Banking & Financial Institutions

Warren says $250,000 cap in deposit insurance for banks should be reexamined

Sen. Elizabeth Warren (D-Mass.) on Wednesday said the $250,000 cap on deposit insurance should be reexamined to better suit small business and nonprofit organizations.

“I think that we should reexamine, just overall, about why we have limits at $250,000 of protection,” she said on CNBC’s “Squawk Street.”

The Federal Deposit Insurance Corporation (FDIC) insures up to $250,000 for each depositor if a bank fails. Warren said this insurance was meant for individuals, and a similar level of protections would help small businesses and nonprofit organizations have more confidence when depositing money into a bank.

“Some small business, some nonprofit, needs a place to manage its money,” she said. “They need to be able to make payroll, they need to be able to pay the utility bills, and they need a safe place to have that money where somebody’s going to keep it safe.”

“They shouldn’t be in the business of having to examine the books of the bank to say ‘I’m worried that this bank is a little too risky’ or ‘I’m worried that another bank has has taken on a certain kind of risk,’ ” she continued.
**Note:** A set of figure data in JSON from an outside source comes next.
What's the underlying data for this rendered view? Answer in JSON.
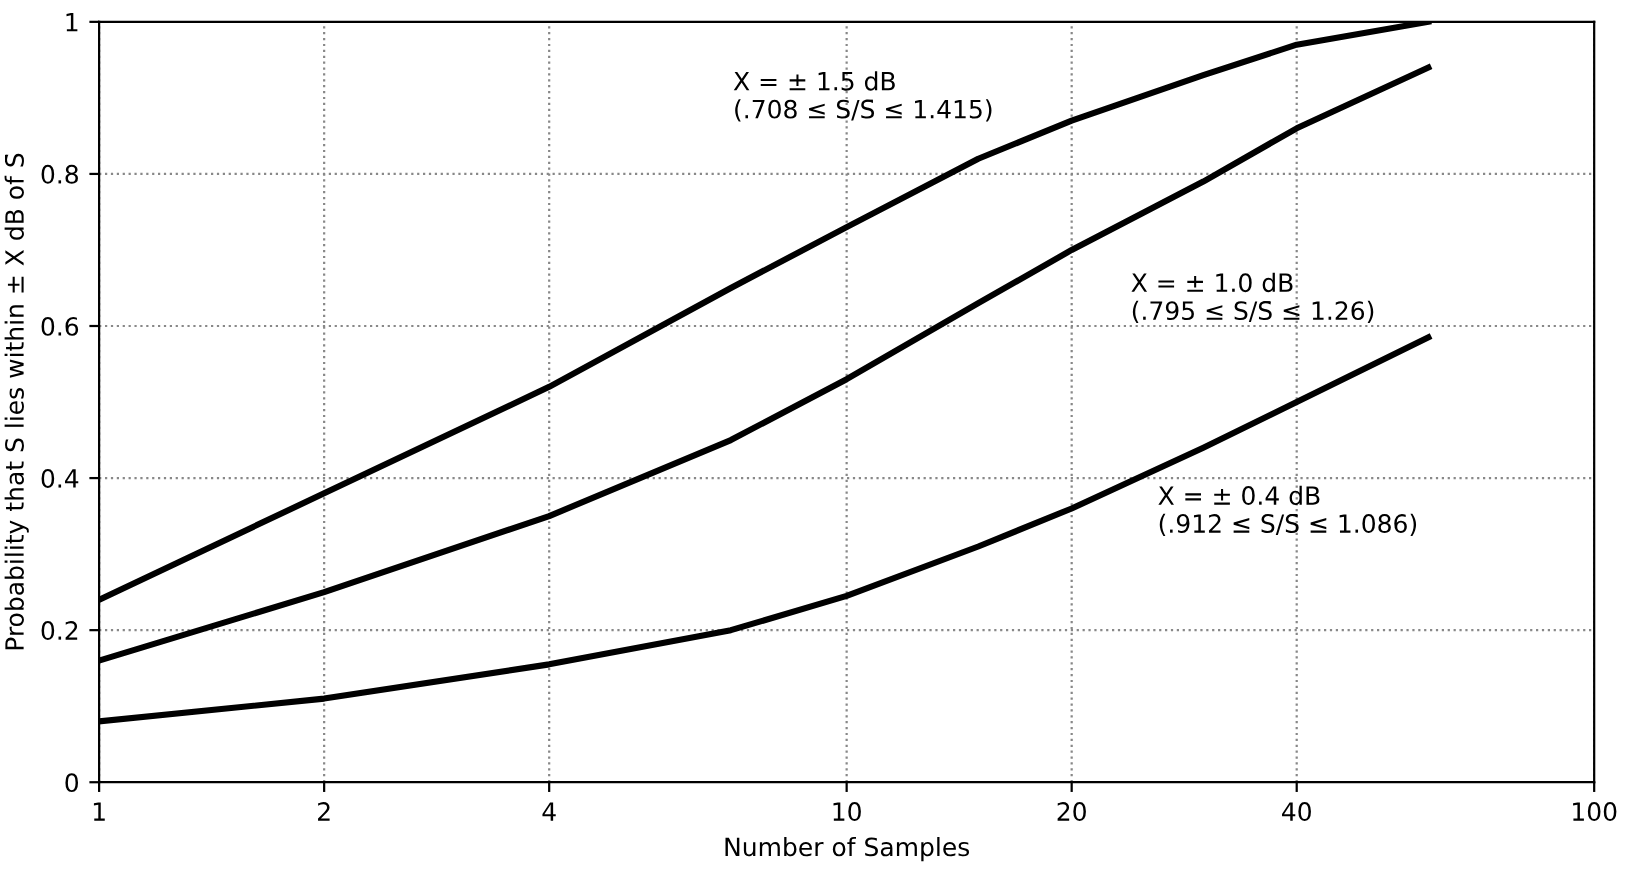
{
  "chart_data": {
    "type": "line",
    "xlabel": "Number of Samples",
    "ylabel": "Probability that S lies within ± X dB of S̄",
    "log": "x",
    "xlim": [
      1,
      100
    ],
    "xticks": [
      1,
      2,
      4,
      10,
      20,
      40,
      100
    ],
    "ylim": [
      0,
      1
    ],
    "yticks": [
      0,
      0.2,
      0.4,
      0.6,
      0.8,
      1
    ],
    "grid": true,
    "marker": "none",
    "line_style": "solid",
    "series": [
      {
        "color": "#000000",
        "x": [
          1,
          2,
          4,
          7,
          10,
          15,
          20,
          30,
          40,
          60
        ],
        "values": [
          0.24,
          0.38,
          0.52,
          0.65,
          0.73,
          0.82,
          0.87,
          0.93,
          0.97,
          1.0
        ]
      },
      {
        "color": "#000000",
        "x": [
          1,
          2,
          4,
          7,
          10,
          15,
          20,
          30,
          40,
          60
        ],
        "values": [
          0.16,
          0.25,
          0.35,
          0.45,
          0.53,
          0.63,
          0.7,
          0.79,
          0.86,
          0.94
        ]
      },
      {
        "color": "#000000",
        "x": [
          1,
          2,
          4,
          7,
          10,
          15,
          20,
          30,
          40,
          60
        ],
        "values": [
          0.08,
          0.11,
          0.155,
          0.2,
          0.245,
          0.31,
          0.36,
          0.44,
          0.5,
          0.585
        ]
      }
    ],
    "annotations": [
      "X = ± 1.5 dB\n(.708 ≤ S/S̄ ≤ 1.415)",
      "X = ± 1.0 dB\n(.795 ≤ S/S̄ ≤ 1.26)",
      "X = ± 0.4 dB\n(.912 ≤ S/S̄ ≤ 1.086)"
    ]
  }
}
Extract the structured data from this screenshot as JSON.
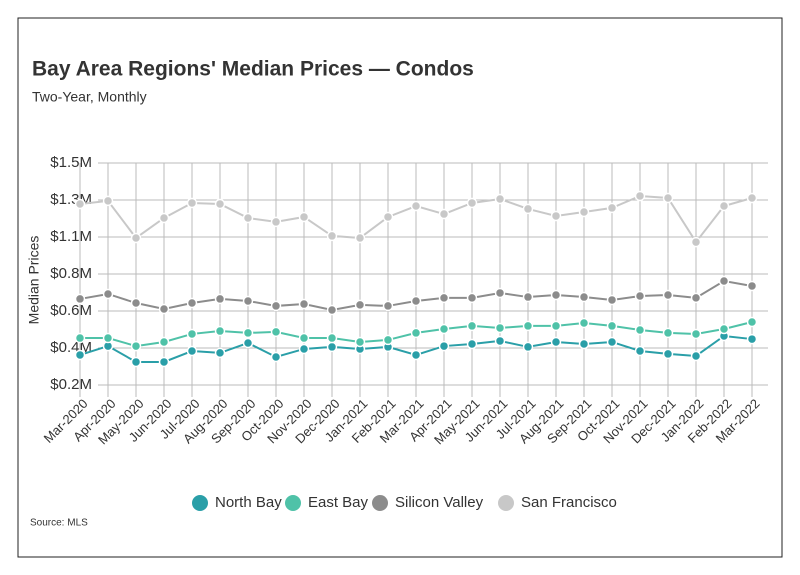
{
  "chart_data": {
    "type": "line",
    "title": "Bay Area Regions' Median Prices — Condos",
    "subtitle": "Two-Year, Monthly",
    "y_label": "Median Prices",
    "source": "Source: MLS",
    "categories": [
      "Mar-2020",
      "Apr-2020",
      "May-2020",
      "Jun-2020",
      "Jul-2020",
      "Aug-2020",
      "Sep-2020",
      "Oct-2020",
      "Nov-2020",
      "Dec-2020",
      "Jan-2021",
      "Feb-2021",
      "Mar-2021",
      "Apr-2021",
      "May-2021",
      "Jun-2021",
      "Jul-2021",
      "Aug-2021",
      "Sep-2021",
      "Oct-2021",
      "Nov-2021",
      "Dec-2021",
      "Jan-2022",
      "Feb-2022",
      "Mar-2022"
    ],
    "series": [
      {
        "name": "North Bay",
        "color": "#2a9fa8",
        "values": [
          376000,
          428000,
          335000,
          335000,
          399000,
          388000,
          446000,
          364000,
          411000,
          423000,
          411000,
          423000,
          376000,
          428000,
          440000,
          458000,
          423000,
          452000,
          440000,
          452000,
          399000,
          382000,
          370000,
          487000,
          469000
        ]
      },
      {
        "name": "East Bay",
        "color": "#4fc2a8",
        "values": [
          475000,
          475000,
          428000,
          452000,
          499000,
          516000,
          505000,
          511000,
          475000,
          475000,
          452000,
          464000,
          505000,
          528000,
          546000,
          534000,
          546000,
          546000,
          563000,
          546000,
          522000,
          505000,
          499000,
          528000,
          569000
        ]
      },
      {
        "name": "Silicon Valley",
        "color": "#8c8c8c",
        "values": [
          704000,
          733000,
          680000,
          645000,
          680000,
          704000,
          692000,
          663000,
          674000,
          639000,
          669000,
          663000,
          692000,
          710000,
          710000,
          739000,
          715000,
          727000,
          715000,
          698000,
          721000,
          727000,
          710000,
          809000,
          780000
        ]
      },
      {
        "name": "San Francisco",
        "color": "#c8c8c8",
        "values": [
          1260000,
          1278000,
          1061000,
          1178000,
          1266000,
          1260000,
          1178000,
          1155000,
          1184000,
          1073000,
          1061000,
          1184000,
          1248000,
          1201000,
          1266000,
          1289000,
          1231000,
          1190000,
          1213000,
          1237000,
          1307000,
          1295000,
          1037000,
          1248000,
          1295000
        ]
      }
    ],
    "ylim": [
      200000,
      1500000
    ],
    "yticks": [
      {
        "value": 200000,
        "label": "$0.2M"
      },
      {
        "value": 416667,
        "label": "$0.4M"
      },
      {
        "value": 633333,
        "label": "$0.6M"
      },
      {
        "value": 850000,
        "label": "$0.8M"
      },
      {
        "value": 1066667,
        "label": "$1.1M"
      },
      {
        "value": 1283333,
        "label": "$1.3M"
      },
      {
        "value": 1500000,
        "label": "$1.5M"
      }
    ],
    "grid": true,
    "legend": "bottom"
  }
}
Warren and Rep. Katie Porter (D-Calif.) introduced a bill to place banks with at least $50 billion in assets back under strict Federal Reserve oversight and make them subject to Dodd-Frank Act stress tests. This would repeal a Trump-era banking regulation rollback that raised the threshold to $250 billion, exempting dozens of banks — including Silicon Valley Bank and Signature Bank — from the strongest federal oversight.

Silicon Valley Bank was taken over by federal regulators on Friday and marked the biggest bank failure since the 2008 banking crisis. Warren on Wednesday repeated her belief that the banks would not have collapsed if the regulations had not been rolled back.

“What we have is a problem that starts with Congress by opening the door to weaker regulations then goes to the regulators that very much weakened those regulations, and then to the executives who thought that you could run a bank like any other business and that they could load up on risk in order to improve profitability for the shareholders and boost their own salaries and bonuses,” she said.

“We have to shut that down. Shutting that down starts with Congress, tightening up regulations to begin with,” she added.

Warren wrote an opinion piece published in The New York Times on Monday echoing similar sentiments, saying Congress was to blame for “entirely avoidable” bank failure.